By Svetlana Sicular, VP analyst at Gartner
The rapid adoption of generative AI has generated much debate about AI’s potential effects on society. Organisations must balance the technology’s significant potential with the new risks it poses, particularly misuse.
It’s important for organisations to put in place appropriate guardrails to leverage the technology’s potential, while also addressing its challenges. This can be achieved by putting a flexible governance framework in place that is tailored to AI’s unique features, while ensuring the technology is used safely and responsibly. But what exactly is AI governance and why should organisations take it seriously?
Although seemingly a paradox, good governance actually enables better innovation. It provides the constraints and guardrails that give organisations the ability to explore questions about AI’s value and risks, as well as the space within which to innovate and start to produce results.
Scaling AI without governance is ineffective and dangerous. Society expects organisations to operate with transparency, accountability and ethics. AI governance is therefore necessary to meet these societal demands, while supporting progress by dealing with complexity, ambiguity and rapid technological evolution.

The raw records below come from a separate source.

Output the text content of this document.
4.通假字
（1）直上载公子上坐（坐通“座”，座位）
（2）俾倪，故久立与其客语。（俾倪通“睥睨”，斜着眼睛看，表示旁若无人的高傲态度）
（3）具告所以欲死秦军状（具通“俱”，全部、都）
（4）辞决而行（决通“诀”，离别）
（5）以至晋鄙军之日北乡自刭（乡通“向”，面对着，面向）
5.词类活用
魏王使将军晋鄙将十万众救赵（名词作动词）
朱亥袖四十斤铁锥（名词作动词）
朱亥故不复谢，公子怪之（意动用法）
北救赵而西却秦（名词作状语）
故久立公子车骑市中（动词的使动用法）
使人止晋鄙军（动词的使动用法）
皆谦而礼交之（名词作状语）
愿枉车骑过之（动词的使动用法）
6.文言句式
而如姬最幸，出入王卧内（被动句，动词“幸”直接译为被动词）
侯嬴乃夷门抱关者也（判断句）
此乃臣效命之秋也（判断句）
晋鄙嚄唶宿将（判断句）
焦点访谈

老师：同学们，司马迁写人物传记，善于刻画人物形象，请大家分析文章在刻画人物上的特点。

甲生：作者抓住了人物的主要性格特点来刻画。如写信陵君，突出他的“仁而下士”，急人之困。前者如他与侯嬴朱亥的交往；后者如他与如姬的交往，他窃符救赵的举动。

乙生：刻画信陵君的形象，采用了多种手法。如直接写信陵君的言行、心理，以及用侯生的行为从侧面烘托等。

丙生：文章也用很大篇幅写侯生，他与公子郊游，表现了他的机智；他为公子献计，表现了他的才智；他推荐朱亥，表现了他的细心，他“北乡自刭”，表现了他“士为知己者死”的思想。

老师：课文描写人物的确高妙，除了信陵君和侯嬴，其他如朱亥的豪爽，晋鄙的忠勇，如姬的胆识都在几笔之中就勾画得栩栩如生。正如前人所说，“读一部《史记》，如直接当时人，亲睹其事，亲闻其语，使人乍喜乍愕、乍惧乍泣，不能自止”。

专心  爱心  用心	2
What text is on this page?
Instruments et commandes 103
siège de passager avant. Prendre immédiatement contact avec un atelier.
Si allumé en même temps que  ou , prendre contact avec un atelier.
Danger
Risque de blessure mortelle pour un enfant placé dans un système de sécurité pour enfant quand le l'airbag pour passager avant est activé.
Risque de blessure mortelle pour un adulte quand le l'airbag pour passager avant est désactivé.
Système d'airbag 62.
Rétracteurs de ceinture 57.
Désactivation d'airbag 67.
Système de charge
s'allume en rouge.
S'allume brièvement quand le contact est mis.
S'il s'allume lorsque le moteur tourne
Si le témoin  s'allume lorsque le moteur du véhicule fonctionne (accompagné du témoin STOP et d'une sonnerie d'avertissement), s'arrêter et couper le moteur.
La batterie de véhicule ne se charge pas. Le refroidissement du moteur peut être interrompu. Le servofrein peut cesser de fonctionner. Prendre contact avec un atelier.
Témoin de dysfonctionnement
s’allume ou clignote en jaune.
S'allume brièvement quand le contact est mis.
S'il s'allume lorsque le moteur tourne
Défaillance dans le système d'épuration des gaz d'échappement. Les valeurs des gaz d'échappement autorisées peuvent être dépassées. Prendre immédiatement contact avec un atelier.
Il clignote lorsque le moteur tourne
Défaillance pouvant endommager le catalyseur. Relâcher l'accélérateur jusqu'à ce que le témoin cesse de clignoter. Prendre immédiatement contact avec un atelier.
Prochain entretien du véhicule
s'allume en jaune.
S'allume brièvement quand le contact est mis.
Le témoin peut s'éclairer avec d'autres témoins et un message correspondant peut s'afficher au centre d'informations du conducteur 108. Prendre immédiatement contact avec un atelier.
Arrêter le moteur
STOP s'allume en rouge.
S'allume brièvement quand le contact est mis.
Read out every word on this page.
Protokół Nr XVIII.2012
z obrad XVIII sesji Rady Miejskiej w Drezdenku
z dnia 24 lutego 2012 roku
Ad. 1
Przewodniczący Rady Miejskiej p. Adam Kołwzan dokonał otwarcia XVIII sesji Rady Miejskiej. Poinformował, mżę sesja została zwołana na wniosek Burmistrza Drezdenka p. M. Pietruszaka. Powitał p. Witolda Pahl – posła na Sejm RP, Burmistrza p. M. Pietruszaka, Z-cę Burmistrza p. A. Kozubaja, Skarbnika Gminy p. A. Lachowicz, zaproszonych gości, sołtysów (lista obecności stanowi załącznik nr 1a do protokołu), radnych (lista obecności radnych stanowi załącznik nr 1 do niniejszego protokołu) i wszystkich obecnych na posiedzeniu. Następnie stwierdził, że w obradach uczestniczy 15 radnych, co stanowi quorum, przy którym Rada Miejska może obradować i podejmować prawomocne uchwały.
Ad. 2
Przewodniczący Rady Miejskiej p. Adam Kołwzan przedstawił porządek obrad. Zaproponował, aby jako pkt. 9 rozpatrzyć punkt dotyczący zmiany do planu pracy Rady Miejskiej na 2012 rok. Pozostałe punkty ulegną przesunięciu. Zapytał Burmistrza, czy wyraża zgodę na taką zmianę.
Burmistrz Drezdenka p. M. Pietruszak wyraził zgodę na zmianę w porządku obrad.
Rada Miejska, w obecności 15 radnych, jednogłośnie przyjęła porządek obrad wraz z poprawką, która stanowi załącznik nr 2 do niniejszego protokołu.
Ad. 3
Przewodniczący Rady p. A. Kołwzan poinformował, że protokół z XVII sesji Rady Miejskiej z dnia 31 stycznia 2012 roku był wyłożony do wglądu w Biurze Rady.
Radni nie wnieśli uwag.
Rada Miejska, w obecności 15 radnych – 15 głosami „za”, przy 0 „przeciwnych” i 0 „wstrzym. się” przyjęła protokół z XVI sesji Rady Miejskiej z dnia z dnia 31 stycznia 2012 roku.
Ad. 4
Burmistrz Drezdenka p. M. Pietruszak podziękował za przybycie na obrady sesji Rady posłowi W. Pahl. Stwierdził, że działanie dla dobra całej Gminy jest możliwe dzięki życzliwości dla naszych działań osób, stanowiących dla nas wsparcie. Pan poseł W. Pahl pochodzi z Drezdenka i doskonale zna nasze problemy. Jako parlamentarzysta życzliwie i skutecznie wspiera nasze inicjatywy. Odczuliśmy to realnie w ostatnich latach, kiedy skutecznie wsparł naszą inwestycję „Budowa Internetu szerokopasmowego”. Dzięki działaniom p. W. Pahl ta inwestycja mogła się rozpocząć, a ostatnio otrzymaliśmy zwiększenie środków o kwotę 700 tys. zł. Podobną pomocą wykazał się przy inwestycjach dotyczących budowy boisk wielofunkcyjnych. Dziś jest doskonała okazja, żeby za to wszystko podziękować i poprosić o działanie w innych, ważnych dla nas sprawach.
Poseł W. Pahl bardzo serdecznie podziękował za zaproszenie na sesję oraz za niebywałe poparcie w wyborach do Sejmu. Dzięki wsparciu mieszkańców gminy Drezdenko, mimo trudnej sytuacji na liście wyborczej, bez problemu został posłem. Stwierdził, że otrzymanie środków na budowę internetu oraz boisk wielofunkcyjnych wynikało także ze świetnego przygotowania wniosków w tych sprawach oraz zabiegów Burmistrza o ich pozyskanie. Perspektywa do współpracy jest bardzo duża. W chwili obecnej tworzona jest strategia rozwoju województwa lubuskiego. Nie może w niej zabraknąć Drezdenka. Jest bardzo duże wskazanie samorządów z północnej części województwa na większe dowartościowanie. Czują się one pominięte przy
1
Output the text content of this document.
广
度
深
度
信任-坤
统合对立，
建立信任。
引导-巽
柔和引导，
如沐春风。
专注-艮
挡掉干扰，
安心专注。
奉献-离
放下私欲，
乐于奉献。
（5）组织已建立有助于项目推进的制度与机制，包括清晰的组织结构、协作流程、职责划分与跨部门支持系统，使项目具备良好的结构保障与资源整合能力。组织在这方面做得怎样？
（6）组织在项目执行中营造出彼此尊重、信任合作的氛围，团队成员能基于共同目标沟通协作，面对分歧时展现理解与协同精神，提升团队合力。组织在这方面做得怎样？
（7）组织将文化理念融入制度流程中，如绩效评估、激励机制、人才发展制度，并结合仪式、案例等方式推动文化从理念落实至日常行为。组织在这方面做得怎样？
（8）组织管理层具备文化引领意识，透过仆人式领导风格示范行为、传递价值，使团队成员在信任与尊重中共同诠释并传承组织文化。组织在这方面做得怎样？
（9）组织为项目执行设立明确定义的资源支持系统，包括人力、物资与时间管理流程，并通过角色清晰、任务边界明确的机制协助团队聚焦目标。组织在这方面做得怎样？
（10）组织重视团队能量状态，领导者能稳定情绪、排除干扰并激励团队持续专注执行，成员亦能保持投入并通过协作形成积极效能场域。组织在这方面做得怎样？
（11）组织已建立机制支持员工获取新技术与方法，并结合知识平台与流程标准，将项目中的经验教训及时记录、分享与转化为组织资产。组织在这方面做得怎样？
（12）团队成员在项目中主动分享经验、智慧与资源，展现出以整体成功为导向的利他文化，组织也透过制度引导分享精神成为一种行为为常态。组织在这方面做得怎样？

As well as considering broader societal impacts and regulatory compliance, organisations need to balance the competing requirements of trust and control in the workplace with business value, corporate risk and the privacy of individual employees, customers and citizens.
For example, AI governance must provide bias mitigation guidelines and validation requirements, with consideration of cultural differences and regulations protecting the rights of individuals and groups. Bias can negatively affect the level of acceptance of AI in organisations and in society as a whole.
For multinational organisations, bias is a fiendish problem because cultural norms and associated regulations, such as consumer protection laws, vary from one country to another.
It’s important for organisations to identify people to manage any organisational, societal, customer and employee facing considerations. These people should represent diverse ways of thinking, backgrounds and roles. Then differentiate governance decisions and decision rights by leveraging their expertise and perspectives.
Decision rights establish authority and accountability for business, technology and ethical decisions. They should be concentrated on the most critical AI content, which should be governed aggressively.
On the other hand, organisations can allow greater autonomy in decision rights for non-critical AI content, but employees that use AI assistance must be aware that they are accountable for the resulting outcomes.
Addressing AI complexity with governance
AI encompasses a continually evolving technological landscape and this complexity — together with the ambiguity intrinsic to AI’s nature — leads to a lack of clarity around its reputational, business and societal impacts.
Governance should reflect AI’s cross-functional and predictive characteristics. A mistake many organisations make is having AI governance as a standalone initiative. It should instead be an extension of the measures that are already in place in the organisation.
Taking advantage of existing governance approaches and reusing the current successes achieved makes the task of managing AI impacts less daunting and more easily understood. While many approaches apply to AI, including data classification, standards and communication practices, there are unique characteristics – trust, transparency and diversity. How they apply to people, data and techniques is important.
Critical AI-related decisions in many organisations are made by an AI council. This is generally chaired by the CIO or CDAO, as well as involving a working group with representatives from across the business. This diverse group of stakeholders needs to have direct working relationships with other governance groups to spearhead AI governance efforts.
One of the council’s first efforts is ensuring compliance with relevant regulations. While privacy is the top and most visible concern, there will also be all kinds of legal and industry-specific requirements that have to be met.
AI governance starts with the outcomes that support business goals. The goal for an AI pilot or proof of concept should be to prove the value as defined and confirmed by the council jointly with other business stakeholders, not on measurements like accuracy or to compare technical tools.
For AI-advanced organisations, this includes governance of the entire AI lifecycle with the goal to enable reusability of AI components and accelerate delivery and scale AI across the enterprise.